US: U.S. Foodservice auditors committed misconduct-SEC

Two KPMG auditors working on the 1999 audit of Ahold's U.S. Foodservice unit missed several instances of improper revenue recognition a year before an $800-million revenue overstatement scheme began at the company, regulators charged on Thursday.

Auditors Kevin Hall and Rosemary Meyer "discovered that U.S. Foodservice had recognized substantial unearned prepayments" that "explicitly contradicted USF management's repeated representations that USF did not obtain vendor prepayments," said a U.S. Securities and Exchange Commission complaint alleging misconduct.

The scheme that caused U.S. Foodservice and Ahold to overstate earnings from 2000 to 2003 involved vendors signing false confirmations to U.S. Foodservice auditors. The confirmations overstated millions of dollars in rebates either earned by or owed to the company.
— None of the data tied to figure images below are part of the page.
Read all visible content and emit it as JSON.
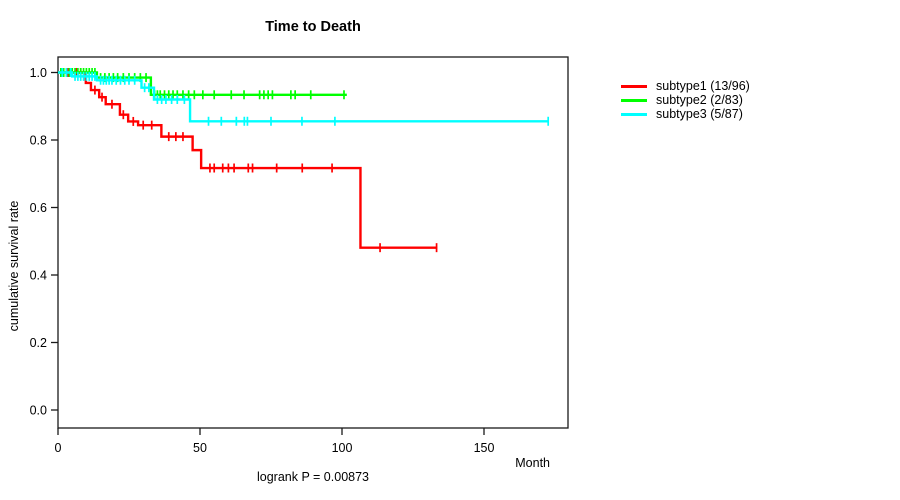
{
  "footnote": "logrank P = 0.00873",
  "chart_data": {
    "type": "line",
    "subtype": "kaplan-meier-step-curves",
    "title": "Time to Death",
    "xlabel": "Month",
    "ylabel": "cumulative survival rate",
    "xlim": [
      0,
      180
    ],
    "ylim": [
      0,
      1
    ],
    "grid": false,
    "legend_position": "right-outside",
    "x_ticks": [
      0,
      50,
      100,
      150
    ],
    "x_tick_labels": [
      "0",
      "50",
      "100",
      "150"
    ],
    "y_ticks": [
      0.0,
      0.2,
      0.4,
      0.6,
      0.8,
      1.0
    ],
    "y_tick_labels": [
      "0.0",
      "0.2",
      "0.4",
      "0.6",
      "0.8",
      "1.0"
    ],
    "series": [
      {
        "name": "subtype1 (13/96)",
        "color": "#FF0000",
        "start": 1.0,
        "end_x": 133.5,
        "steps": [
          [
            9.8,
            0.969
          ],
          [
            11.6,
            0.948
          ],
          [
            14.5,
            0.927
          ],
          [
            16.8,
            0.906
          ],
          [
            21.8,
            0.875
          ],
          [
            24.7,
            0.855
          ],
          [
            28.2,
            0.844
          ],
          [
            36.4,
            0.81
          ],
          [
            47.4,
            0.77
          ],
          [
            50.4,
            0.717
          ],
          [
            106.5,
            0.481
          ]
        ],
        "censors": [
          [
            2,
            1.0
          ],
          [
            3.5,
            1.0
          ],
          [
            5,
            1.0
          ],
          [
            6.5,
            1.0
          ],
          [
            8,
            1.0
          ],
          [
            13,
            0.948
          ],
          [
            15.5,
            0.927
          ],
          [
            19,
            0.906
          ],
          [
            23,
            0.875
          ],
          [
            26.5,
            0.855
          ],
          [
            30,
            0.844
          ],
          [
            33,
            0.844
          ],
          [
            39,
            0.81
          ],
          [
            41.5,
            0.81
          ],
          [
            44,
            0.81
          ],
          [
            53.5,
            0.717
          ],
          [
            55,
            0.717
          ],
          [
            58,
            0.717
          ],
          [
            60,
            0.717
          ],
          [
            62,
            0.717
          ],
          [
            67,
            0.717
          ],
          [
            68.5,
            0.717
          ],
          [
            77,
            0.717
          ],
          [
            86,
            0.717
          ],
          [
            96.5,
            0.717
          ],
          [
            113.4,
            0.481
          ],
          [
            133.3,
            0.481
          ]
        ]
      },
      {
        "name": "subtype2 (2/83)",
        "color": "#00FF00",
        "start": 1.0,
        "end_x": 101.7,
        "steps": [
          [
            13.7,
            0.985
          ],
          [
            32.7,
            0.934
          ]
        ],
        "censors": [
          [
            1,
            1.0
          ],
          [
            2,
            1.0
          ],
          [
            3,
            1.0
          ],
          [
            4,
            1.0
          ],
          [
            5,
            1.0
          ],
          [
            6,
            1.0
          ],
          [
            7,
            1.0
          ],
          [
            8,
            1.0
          ],
          [
            9,
            1.0
          ],
          [
            10,
            1.0
          ],
          [
            11,
            1.0
          ],
          [
            12,
            1.0
          ],
          [
            13,
            1.0
          ],
          [
            15,
            0.985
          ],
          [
            16.5,
            0.985
          ],
          [
            18,
            0.985
          ],
          [
            19.5,
            0.985
          ],
          [
            21,
            0.985
          ],
          [
            23,
            0.985
          ],
          [
            25,
            0.985
          ],
          [
            27,
            0.985
          ],
          [
            29,
            0.985
          ],
          [
            31,
            0.985
          ],
          [
            34,
            0.934
          ],
          [
            35,
            0.934
          ],
          [
            36,
            0.934
          ],
          [
            37.5,
            0.934
          ],
          [
            39,
            0.934
          ],
          [
            40.5,
            0.934
          ],
          [
            42,
            0.934
          ],
          [
            44,
            0.934
          ],
          [
            46,
            0.934
          ],
          [
            48,
            0.934
          ],
          [
            51,
            0.934
          ],
          [
            55,
            0.934
          ],
          [
            61,
            0.934
          ],
          [
            65.5,
            0.934
          ],
          [
            71,
            0.934
          ],
          [
            72.5,
            0.934
          ],
          [
            74,
            0.934
          ],
          [
            75.5,
            0.934
          ],
          [
            82,
            0.934
          ],
          [
            83.5,
            0.934
          ],
          [
            89,
            0.934
          ],
          [
            100.7,
            0.934
          ]
        ]
      },
      {
        "name": "subtype3 (5/87)",
        "color": "#00FFFF",
        "start": 1.0,
        "end_x": 172.6,
        "steps": [
          [
            5,
            0.9885
          ],
          [
            13.7,
            0.977
          ],
          [
            29.4,
            0.955
          ],
          [
            33.8,
            0.92
          ],
          [
            46.5,
            0.8555
          ]
        ],
        "censors": [
          [
            1.5,
            1.0
          ],
          [
            3,
            1.0
          ],
          [
            4.5,
            1.0
          ],
          [
            6,
            0.9885
          ],
          [
            7,
            0.9885
          ],
          [
            8,
            0.9885
          ],
          [
            9,
            0.9885
          ],
          [
            10,
            0.9885
          ],
          [
            11,
            0.9885
          ],
          [
            12,
            0.9885
          ],
          [
            13,
            0.9885
          ],
          [
            15,
            0.977
          ],
          [
            16,
            0.977
          ],
          [
            17,
            0.977
          ],
          [
            18,
            0.977
          ],
          [
            19,
            0.977
          ],
          [
            20.5,
            0.977
          ],
          [
            22,
            0.977
          ],
          [
            23.5,
            0.977
          ],
          [
            25,
            0.977
          ],
          [
            27,
            0.977
          ],
          [
            30.5,
            0.955
          ],
          [
            32,
            0.955
          ],
          [
            35,
            0.92
          ],
          [
            36.5,
            0.92
          ],
          [
            38,
            0.92
          ],
          [
            40,
            0.92
          ],
          [
            42,
            0.92
          ],
          [
            44.5,
            0.92
          ],
          [
            53,
            0.8555
          ],
          [
            57.5,
            0.8555
          ],
          [
            62.8,
            0.8555
          ],
          [
            65.6,
            0.8555
          ],
          [
            66.7,
            0.8555
          ],
          [
            75,
            0.8555
          ],
          [
            85.9,
            0.8555
          ],
          [
            97.5,
            0.8555
          ],
          [
            172.6,
            0.8555
          ]
        ]
      }
    ]
  }
}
Hall and Meyer failed to recognize or act on "red flags," the SEC alleged in a case to be heard by an administrative law judge. Possible sanctions include censure or suspension of the right to audit U.S. public companies.

A spokesman for KPMG -- one of the world's four largest accounting firms -- did not immediately comment on the allegations or say whether the auditors still work for KPMG.

In July of 2004, Timothy Lee and William Carter, former Ahold purchasing executives, pleaded guilty to criminal securities fraud and agreed to cooperate with investigators.

Also in July of 2004, two other defendants, former U.S. Foodservice marketing manager Mark Kaiser and a former finance chief for the unit, Michael Resnick, pleaded not guilty and are awaiting trial on charges of conspiracy and securities fraud in connection with the scandal.

In addition to U.S. Foodservice employees, criminal charges have been brought against 16 U.S. Foodservice vendors for their role in the fraud.

Ahold settled corporate SEC fraud charges in 2004 without paying a fine.